Intervention de Jacques Hebenstreit au colloque
« Le mariage du siècle : éducation et informatique »
Centre Pompidou, Paris le 25 novembre 1980
Cette intervention se place après que Jean Saurel, Directeur des lycées et collèges, ait déclaré (page 27) : « La grande question sous jacente derrière les interventions de M. Tebeka et de M. Arsac est la suivante : faut-il introduire l'informatique en tant que discipline ou non ? »
Le débat est certainement d'importance. Pour essayer de résumer ce que je vais dire, je voudrais préciser la thèse que j'ai l'intention de défendre.
Il me semble qu'un certain nombre de problèmes sont mal posés. Nous nous trouvons en face d'une situation concrète, réelle. Dans les laboratoires, les usines, les entreprises, les bureaux d'études, partout où on fait de la production et de la recherche fondamentale, quotidiennement, l'activité des gens qui travaillent dans ces domaines est déjà modifiée par rapport à ce quelle était il y a 10 ans, par l'introduction de l'ordinateur.

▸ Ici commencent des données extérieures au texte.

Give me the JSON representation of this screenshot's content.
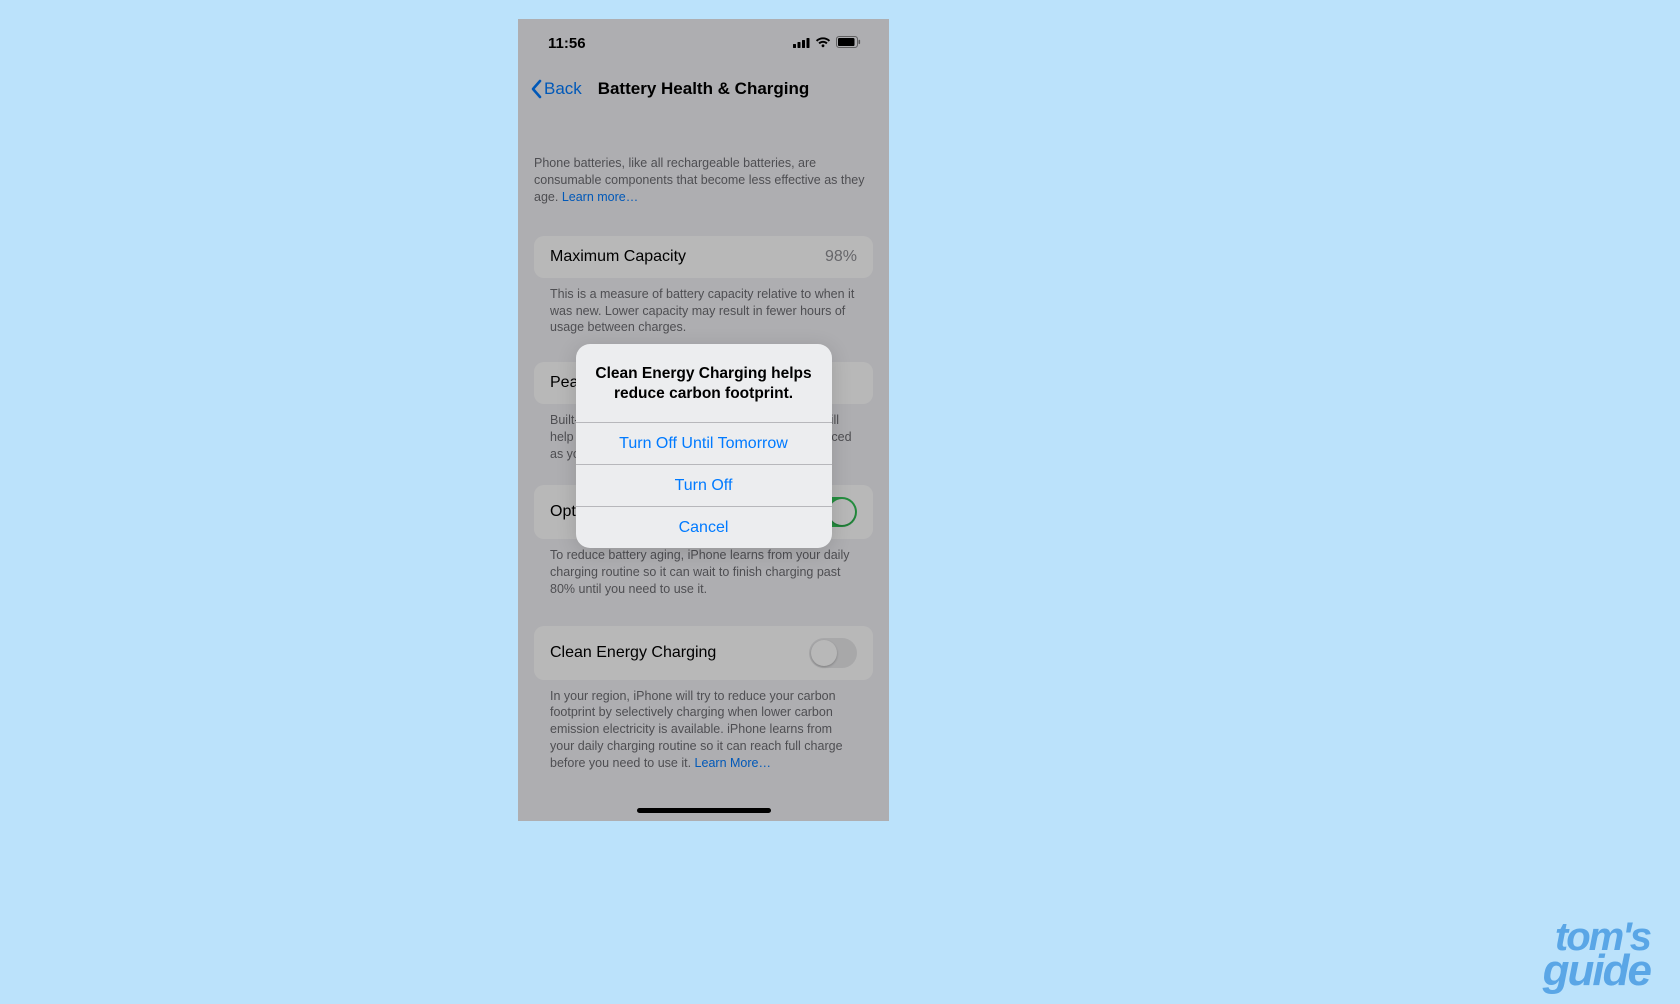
{
  "statusBar": {
    "time": "11:56"
  },
  "nav": {
    "back": "Back",
    "title": "Battery Health & Charging"
  },
  "intro": {
    "text": "Phone batteries, like all rechargeable batteries, are consumable components that become less effective as they age. ",
    "link": "Learn more…"
  },
  "maxCapacity": {
    "label": "Maximum Capacity",
    "value": "98%",
    "footer": "This is a measure of battery capacity relative to when it was new. Lower capacity may result in fewer hours of usage between charges."
  },
  "peak": {
    "label": "Peak Performance Capability",
    "footer": "Built-in dynamic software and hardware systems will help counter performance impacts that may be noticed as your iPhone battery chemically ages."
  },
  "optimized": {
    "label": "Optimized Battery Charging",
    "on": true,
    "footer": "To reduce battery aging, iPhone learns from your daily charging routine so it can wait to finish charging past 80% until you need to use it."
  },
  "clean": {
    "label": "Clean Energy Charging",
    "on": false,
    "footer": "In your region, iPhone will try to reduce your carbon footprint by selectively charging when lower carbon emission electricity is available. iPhone learns from your daily charging routine so it can reach full charge before you need to use it. ",
    "link": "Learn More…"
  },
  "alert": {
    "title": "Clean Energy Charging helps reduce carbon footprint.",
    "untilTomorrow": "Turn Off Until Tomorrow",
    "turnOff": "Turn Off",
    "cancel": "Cancel"
  },
  "watermark": {
    "line1": "tom's",
    "line2": "guide"
  }
}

Cela veut dire que la totalité des activités techniques, qu'elles soient des secteurs tertiaire, secondaire ou primaire, sont déjà, aujourd'hui, modifiées par l'existence de l'informatique.
Je dis que prétendre vouloir résoudre ce problème en continuant à enseigner les disciplines de manière traditionnelle, telles qu'enseignées il y a 10 ans et en y ajoutant des cours d'informatique nous met à côté de la plaque sans nous permettre de résoudre le problème.
Lorsqu'en 1970 il est apparu nécessaire de tenter une première approche de l'introduction de l'informatique dans l'enseignement secondaire, nous avons essayé de ne pas l'introduire en tant que discipline. Cette démarche était volontaire, délibérée, sans pour autant résulter d'une sous-estimation de l'importance de l'informatique en tant que discipline.
Je suis toujours convaincu de cette position, et je me suis battu avec mon ami Arsac pendant 10 ans pour faire admettre cette stratégie, délibérée et motivée.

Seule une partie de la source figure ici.